Wanted: Workable ways to reduce wait-times
Health care wait-times are such a contentious issue for the country’s politicians that they have reached agreement on increasing the use of information technology to reduce delays in seeing specialists and receiving hospital treatment.
The federal and provincial governments are collaborating on ways that IT can cut the waiting for many services such as cancer treatment and hip replacement by better navigating the complex interplay between the availability of medical personnel and an aging population.
Earlier this year, Prime Minister Stephen Harper announced an agreement on wait-time reduction guarantees with the provinces and territories. Each province and territory is working on specific health IT initiatives that could become best practices for the rest of the country.
Ottawa is bankrolling a lot of the work through several programs for testing and adopting IT in health care, including $612 million for the Patient Wait-Times Guarantee Trust and $30 million for wait-times pilot projects.
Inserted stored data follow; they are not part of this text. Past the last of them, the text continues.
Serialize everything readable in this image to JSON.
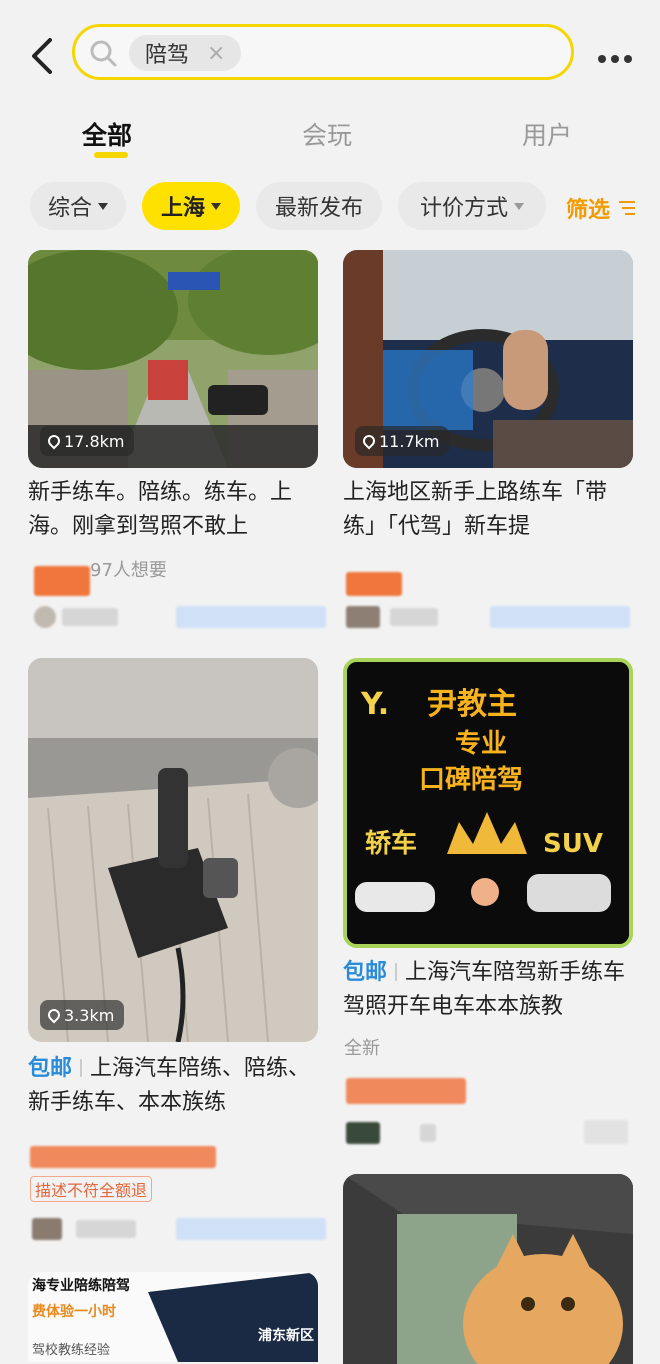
{
  "search": {
    "keyword": "陪驾",
    "clear": "×"
  },
  "tabs": [
    "全部",
    "会玩",
    "用户"
  ],
  "filters": {
    "sort": "综合",
    "city": "上海",
    "latest": "最新发布",
    "pricing": "计价方式",
    "filter": "筛选"
  },
  "cards": [
    {
      "distance": "17.8km",
      "title": "新手练车。陪练。练车。上海。刚拿到驾照不敢上",
      "want": "97人想要"
    },
    {
      "distance": "11.7km",
      "title": "上海地区新手上路练车「带练」「代驾」新车提"
    },
    {
      "distance": "3.3km",
      "badge": "包邮",
      "title": "上海汽车陪练、陪练、新手练车、本本族练",
      "tag": "描述不符全额退"
    },
    {
      "badge": "包邮",
      "title": "上海汽车陪驾新手练车驾照开车电车本本族教",
      "condition": "全新",
      "poster": {
        "brand": "Y.",
        "name": "尹教主",
        "line1": "专业",
        "line2": "口碑陪驾",
        "left": "轿车",
        "right": "SUV"
      }
    },
    {
      "banner1": "海专业陪练陪驾",
      "banner2": "费体验一小时",
      "banner3": "驾校教练经验",
      "banner4": "浦东新区"
    }
  ],
  "colors": {
    "accent": "#f5d600",
    "badge": "#2a8cd8",
    "filter": "#f29b00"
  }
}
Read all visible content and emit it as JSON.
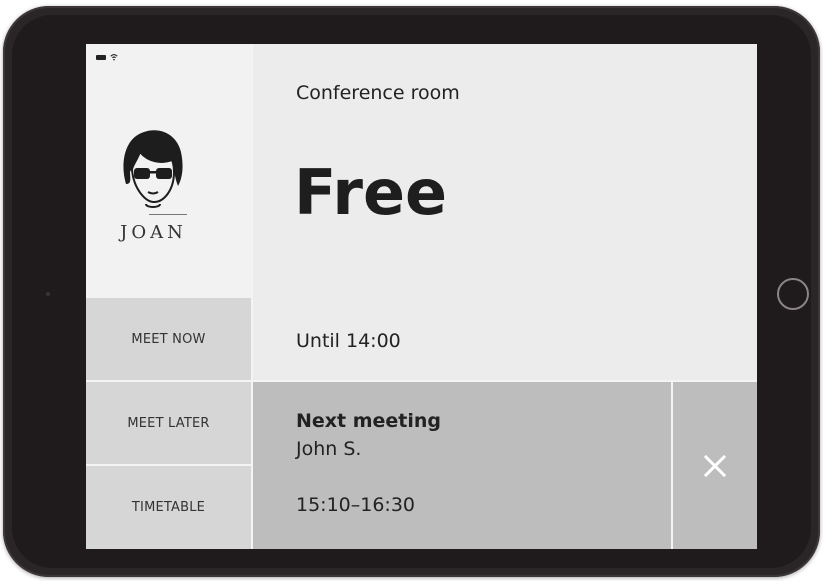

As well, Canada Health Infoway received $400 million in the March budget to extend electronic health initiatives.
Two steps, one leap
“Our investment in Infoway will help transform paper records into bits and bytes so patients and their doctors have access to this essential data whenever and wherever they need it,” Harper said. While there is no magical solution for paring wait-times, the ever-present prospect of a federal election means the issue gets regular attention.
While there is plenty of expertise in government bureaucracies, hospitals and the medical professions, the IT community can also play a key role in tackling wait-times beyond providing software and technology tools, says Michael Green, president and CEO of Agfa HealthCare Canada.
“The industry can help in process re-engineering that demonstrates how to implement good business practices,” he said. “We can help show hospitals how to operate as effectively as they can.”
For starters, there are two key steps that can be taken. One is the full adoption of individual electronic health records. The other is getting hospitals plugged into regional or provincial electronic health networks that share information among institutions on what services and treatment capacity are available.
Infoway naturally has a lead role in finding ways to improve wait-times through IT. President and CEO Richard Alvarez says greater use of IT will yield speedier access to health care. His organization has targeted a host of areas where it will invest the $400 million.
For example, it is working with Ontario on a comprehensive wait-time information system for hospitals and clinics. If it comes up with a best practices system, then it will benefit the rest of the country, says Alvarez.
IT could make booking health care as easy as ordering airline tickets, he adds.
Green says innovations such as a province-wide scheduling system to know what resources are available would be an invaluable tool for GPs. “They should be able to schedule referrals (with specialists and hospitals) directly by being able to look at the available slots in appointment schedules.”
The system could pull patients off waiting lists if there are cancellations in appointments.
Yardsticks
In addition, the performance of the health care system has to become measurable, Greens says, so hospitals and governments can see what is actually happening. “Then you can start setting meaningful standards.”
Tom MacIntosh, senior research fellow at the Canadian Policy Research Networks, which organizes annual conferences on the wait-times issue called the Taming of the Queue, says better resources, data collection and management techniques are among the ways that wait-times will be reduced.
In a report on the 2007 conference, he says the situation is improving, but it will take time to complete all the initiatives. “In the final analysis, we are likely a long way from being able to say we have eliminated wait-times as a serious issue for the health system in Canada.
“But we can say that we know more about and have done more to reduce wait-times in the last few years than the system is often given credit for.”
Green says the health care system invests one per cent to two per cent of its resources in IT, while business spends four per cent. “Any big operation has to maximize the use of its resources.”
Doctors should be able to get a global view of the system from their office so they can determine when and where best to send patients needing further treatment.